Lucky for whom? Surely not those who care about the original film. Seeing these new characters trampling and trespassing all over the footage, and its assorted computer-generated replicas, calls to mind the old advertising trick of digitally resurrecting long-dead movie stars (Fred Astaire, Marilyn Monroe, John Wayne, Humphrey Bogart) for use in modern-day ad campaigns. Nor does the Shining sequence do anything much to raise the excitement levels in Ready Player One; if anything, it makes the film seem to be pursuing a well-trodden path trodden by everything from The Simpsons and Spaced to Family Guy and It’s Always Sunny in Philadelphia. Even allowing for Spielberg’s emphasis in the picture on nostalgia, the brave new world of VR still looks suspiciously like same old, same old.

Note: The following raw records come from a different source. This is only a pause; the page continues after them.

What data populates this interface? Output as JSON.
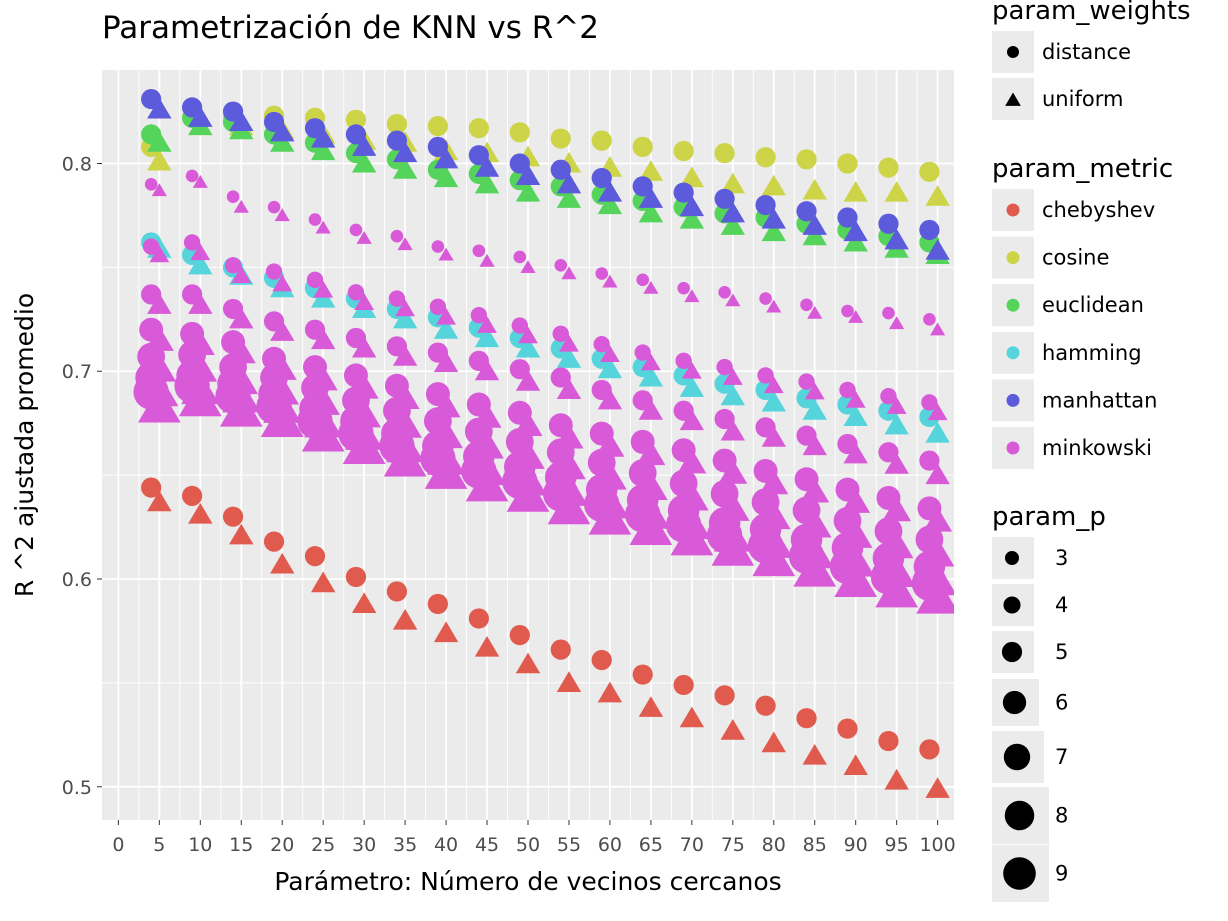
{
  "chart_data": {
    "type": "scatter",
    "title": "Parametrización de KNN vs R^2",
    "xlabel": "Parámetro: Número de vecinos cercanos",
    "ylabel": "R ^2 ajustada promedio",
    "xlim": [
      -2,
      102
    ],
    "ylim": [
      0.484,
      0.845
    ],
    "x_ticks": [
      0,
      5,
      10,
      15,
      20,
      25,
      30,
      35,
      40,
      45,
      50,
      55,
      60,
      65,
      70,
      75,
      80,
      85,
      90,
      95,
      100
    ],
    "y_ticks": [
      0.5,
      0.6,
      0.7,
      0.8
    ],
    "y_tick_labels": [
      "0.5",
      "0.6",
      "0.7",
      "0.8"
    ],
    "grid": true,
    "background": "#ebebeb",
    "x": [
      4,
      9,
      14,
      19,
      24,
      29,
      34,
      39,
      44,
      49,
      54,
      59,
      64,
      69,
      74,
      79,
      84,
      89,
      94,
      99
    ],
    "series": [
      {
        "metric": "chebyshev",
        "weights": "distance",
        "p": 5,
        "color": "#e05a4e",
        "values": [
          0.644,
          0.64,
          0.63,
          0.618,
          0.611,
          0.601,
          0.594,
          0.588,
          0.581,
          0.573,
          0.566,
          0.561,
          0.554,
          0.549,
          0.544,
          0.539,
          0.533,
          0.528,
          0.522,
          0.518
        ]
      },
      {
        "metric": "chebyshev",
        "weights": "uniform",
        "p": 5,
        "color": "#e05a4e",
        "values": [
          0.637,
          0.631,
          0.621,
          0.607,
          0.598,
          0.588,
          0.58,
          0.574,
          0.567,
          0.559,
          0.55,
          0.545,
          0.538,
          0.533,
          0.527,
          0.521,
          0.515,
          0.51,
          0.503,
          0.499
        ]
      },
      {
        "metric": "cosine",
        "weights": "distance",
        "p": 5,
        "color": "#cdd448",
        "values": [
          0.808,
          0.822,
          0.823,
          0.823,
          0.822,
          0.821,
          0.819,
          0.818,
          0.817,
          0.815,
          0.812,
          0.811,
          0.808,
          0.806,
          0.805,
          0.803,
          0.802,
          0.8,
          0.798,
          0.796
        ]
      },
      {
        "metric": "cosine",
        "weights": "uniform",
        "p": 5,
        "color": "#cdd448",
        "values": [
          0.801,
          0.818,
          0.818,
          0.816,
          0.814,
          0.811,
          0.81,
          0.806,
          0.805,
          0.803,
          0.8,
          0.798,
          0.796,
          0.793,
          0.79,
          0.789,
          0.787,
          0.786,
          0.786,
          0.784
        ]
      },
      {
        "metric": "euclidean",
        "weights": "distance",
        "p": 5,
        "color": "#55d45c",
        "values": [
          0.814,
          0.822,
          0.82,
          0.814,
          0.81,
          0.805,
          0.802,
          0.797,
          0.795,
          0.792,
          0.789,
          0.785,
          0.782,
          0.779,
          0.776,
          0.774,
          0.771,
          0.768,
          0.765,
          0.762
        ]
      },
      {
        "metric": "euclidean",
        "weights": "uniform",
        "p": 5,
        "color": "#55d45c",
        "values": [
          0.81,
          0.818,
          0.816,
          0.81,
          0.806,
          0.8,
          0.797,
          0.793,
          0.79,
          0.786,
          0.783,
          0.78,
          0.776,
          0.773,
          0.77,
          0.767,
          0.765,
          0.762,
          0.759,
          0.756
        ]
      },
      {
        "metric": "hamming",
        "weights": "distance",
        "p": 5,
        "color": "#56d4dc",
        "values": [
          0.762,
          0.756,
          0.75,
          0.745,
          0.74,
          0.735,
          0.73,
          0.726,
          0.721,
          0.716,
          0.711,
          0.706,
          0.702,
          0.698,
          0.694,
          0.691,
          0.687,
          0.684,
          0.681,
          0.678
        ]
      },
      {
        "metric": "hamming",
        "weights": "uniform",
        "p": 5,
        "color": "#56d4dc",
        "values": [
          0.759,
          0.751,
          0.746,
          0.74,
          0.735,
          0.73,
          0.725,
          0.72,
          0.716,
          0.711,
          0.706,
          0.701,
          0.697,
          0.692,
          0.688,
          0.685,
          0.681,
          0.678,
          0.674,
          0.67
        ]
      },
      {
        "metric": "manhattan",
        "weights": "distance",
        "p": 5,
        "color": "#5b5bdc",
        "values": [
          0.831,
          0.827,
          0.825,
          0.82,
          0.817,
          0.814,
          0.811,
          0.808,
          0.804,
          0.8,
          0.797,
          0.793,
          0.789,
          0.786,
          0.783,
          0.78,
          0.777,
          0.774,
          0.771,
          0.768
        ]
      },
      {
        "metric": "manhattan",
        "weights": "uniform",
        "p": 5,
        "color": "#5b5bdc",
        "values": [
          0.826,
          0.822,
          0.82,
          0.815,
          0.812,
          0.808,
          0.805,
          0.802,
          0.798,
          0.794,
          0.79,
          0.786,
          0.783,
          0.779,
          0.776,
          0.773,
          0.77,
          0.767,
          0.763,
          0.758
        ]
      },
      {
        "metric": "minkowski",
        "weights": "distance",
        "p": 3,
        "color": "#d85ad8",
        "values": [
          0.79,
          0.794,
          0.784,
          0.779,
          0.773,
          0.768,
          0.765,
          0.76,
          0.758,
          0.755,
          0.751,
          0.747,
          0.744,
          0.74,
          0.738,
          0.735,
          0.732,
          0.729,
          0.728,
          0.725
        ]
      },
      {
        "metric": "minkowski",
        "weights": "uniform",
        "p": 3,
        "color": "#d85ad8",
        "values": [
          0.787,
          0.791,
          0.779,
          0.775,
          0.769,
          0.764,
          0.761,
          0.756,
          0.753,
          0.75,
          0.747,
          0.743,
          0.74,
          0.736,
          0.734,
          0.731,
          0.728,
          0.726,
          0.723,
          0.72
        ]
      },
      {
        "metric": "minkowski",
        "weights": "distance",
        "p": 4,
        "color": "#d85ad8",
        "values": [
          0.76,
          0.762,
          0.751,
          0.748,
          0.744,
          0.738,
          0.735,
          0.731,
          0.727,
          0.722,
          0.718,
          0.713,
          0.709,
          0.705,
          0.702,
          0.698,
          0.695,
          0.691,
          0.688,
          0.685
        ]
      },
      {
        "metric": "minkowski",
        "weights": "uniform",
        "p": 4,
        "color": "#d85ad8",
        "values": [
          0.756,
          0.757,
          0.746,
          0.742,
          0.739,
          0.733,
          0.73,
          0.726,
          0.722,
          0.717,
          0.713,
          0.708,
          0.704,
          0.7,
          0.697,
          0.693,
          0.69,
          0.686,
          0.683,
          0.68
        ]
      },
      {
        "metric": "minkowski",
        "weights": "distance",
        "p": 5,
        "color": "#d85ad8",
        "values": [
          0.737,
          0.737,
          0.73,
          0.724,
          0.72,
          0.716,
          0.712,
          0.709,
          0.705,
          0.701,
          0.697,
          0.691,
          0.686,
          0.681,
          0.677,
          0.673,
          0.669,
          0.665,
          0.661,
          0.657
        ]
      },
      {
        "metric": "minkowski",
        "weights": "uniform",
        "p": 5,
        "color": "#d85ad8",
        "values": [
          0.732,
          0.732,
          0.725,
          0.719,
          0.715,
          0.711,
          0.707,
          0.704,
          0.7,
          0.695,
          0.691,
          0.686,
          0.681,
          0.676,
          0.671,
          0.668,
          0.664,
          0.66,
          0.655,
          0.65
        ]
      },
      {
        "metric": "minkowski",
        "weights": "distance",
        "p": 6,
        "color": "#d85ad8",
        "values": [
          0.72,
          0.718,
          0.714,
          0.706,
          0.702,
          0.698,
          0.693,
          0.689,
          0.684,
          0.68,
          0.674,
          0.67,
          0.666,
          0.662,
          0.657,
          0.652,
          0.648,
          0.643,
          0.639,
          0.634
        ]
      },
      {
        "metric": "minkowski",
        "weights": "uniform",
        "p": 6,
        "color": "#d85ad8",
        "values": [
          0.715,
          0.713,
          0.709,
          0.701,
          0.696,
          0.692,
          0.687,
          0.683,
          0.678,
          0.674,
          0.668,
          0.664,
          0.66,
          0.656,
          0.651,
          0.646,
          0.642,
          0.637,
          0.633,
          0.628
        ]
      },
      {
        "metric": "minkowski",
        "weights": "distance",
        "p": 7,
        "color": "#d85ad8",
        "values": [
          0.707,
          0.708,
          0.702,
          0.697,
          0.692,
          0.686,
          0.681,
          0.676,
          0.671,
          0.666,
          0.661,
          0.656,
          0.651,
          0.646,
          0.641,
          0.637,
          0.633,
          0.628,
          0.623,
          0.619
        ]
      },
      {
        "metric": "minkowski",
        "weights": "uniform",
        "p": 7,
        "color": "#d85ad8",
        "values": [
          0.701,
          0.701,
          0.695,
          0.69,
          0.685,
          0.679,
          0.674,
          0.669,
          0.664,
          0.659,
          0.654,
          0.649,
          0.644,
          0.639,
          0.634,
          0.63,
          0.626,
          0.621,
          0.616,
          0.612
        ]
      },
      {
        "metric": "minkowski",
        "weights": "distance",
        "p": 8,
        "color": "#d85ad8",
        "values": [
          0.697,
          0.698,
          0.694,
          0.689,
          0.682,
          0.676,
          0.67,
          0.664,
          0.659,
          0.654,
          0.649,
          0.643,
          0.638,
          0.633,
          0.627,
          0.624,
          0.619,
          0.615,
          0.61,
          0.606
        ]
      },
      {
        "metric": "minkowski",
        "weights": "uniform",
        "p": 8,
        "color": "#d85ad8",
        "values": [
          0.69,
          0.691,
          0.687,
          0.682,
          0.675,
          0.669,
          0.663,
          0.657,
          0.652,
          0.647,
          0.642,
          0.636,
          0.631,
          0.626,
          0.62,
          0.617,
          0.612,
          0.608,
          0.603,
          0.599
        ]
      },
      {
        "metric": "minkowski",
        "weights": "distance",
        "p": 9,
        "color": "#d85ad8",
        "values": [
          0.69,
          0.693,
          0.688,
          0.683,
          0.676,
          0.67,
          0.664,
          0.658,
          0.652,
          0.647,
          0.641,
          0.636,
          0.631,
          0.626,
          0.621,
          0.616,
          0.611,
          0.606,
          0.601,
          0.598
        ]
      },
      {
        "metric": "minkowski",
        "weights": "uniform",
        "p": 9,
        "color": "#d85ad8",
        "values": [
          0.683,
          0.686,
          0.681,
          0.676,
          0.669,
          0.663,
          0.657,
          0.651,
          0.645,
          0.64,
          0.634,
          0.629,
          0.624,
          0.619,
          0.614,
          0.609,
          0.604,
          0.599,
          0.594,
          0.591
        ]
      }
    ],
    "legends": {
      "weights": {
        "title": "param_weights",
        "items": [
          {
            "label": "distance",
            "shape": "circle"
          },
          {
            "label": "uniform",
            "shape": "triangle"
          }
        ]
      },
      "metric": {
        "title": "param_metric",
        "items": [
          {
            "label": "chebyshev",
            "color": "#e05a4e"
          },
          {
            "label": "cosine",
            "color": "#cdd448"
          },
          {
            "label": "euclidean",
            "color": "#55d45c"
          },
          {
            "label": "hamming",
            "color": "#56d4dc"
          },
          {
            "label": "manhattan",
            "color": "#5b5bdc"
          },
          {
            "label": "minkowski",
            "color": "#d85ad8"
          }
        ]
      },
      "p": {
        "title": "param_p",
        "items": [
          {
            "label": "3",
            "value": 3
          },
          {
            "label": "4",
            "value": 4
          },
          {
            "label": "5",
            "value": 5
          },
          {
            "label": "6",
            "value": 6
          },
          {
            "label": "7",
            "value": 7
          },
          {
            "label": "8",
            "value": 8
          },
          {
            "label": "9",
            "value": 9
          }
        ]
      }
    }
  }
}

Perhaps the only beneficiaries of this Shining mania will be those younger viewers unfamiliar with Kubrick, who will be encouraged to watch it after seeing Ready Player One. But it’s hardly an obscure work, and these hypothetical impressionable youngsters would have chanced upon it sooner or later. (Though if even a handful of them use it as a stepping stone to Kubrick’s masterpiece, Barry Lyndon, all this may have been worth it.)
I still stand by what I wrote in the New Statesman about The Shining when it was re-released in 2012: “To be fully appreciated, it must be seen in the cinema for its spatial power and the sedated sweep of its Steadicam photography. But it’s a must-hear as well as a must-see: the screeching electronic score and intricate sound design forms a sonic labyrinth every bit as terrifying as the physical one into which Danny is pursued by his axe-wielding father.”
It’s a big world out there, though, with movies stretching back more than a hundred years. If we don’t venture beyond the Overlook, we risk, like Jack, being trapped there forever — and ever, and ever.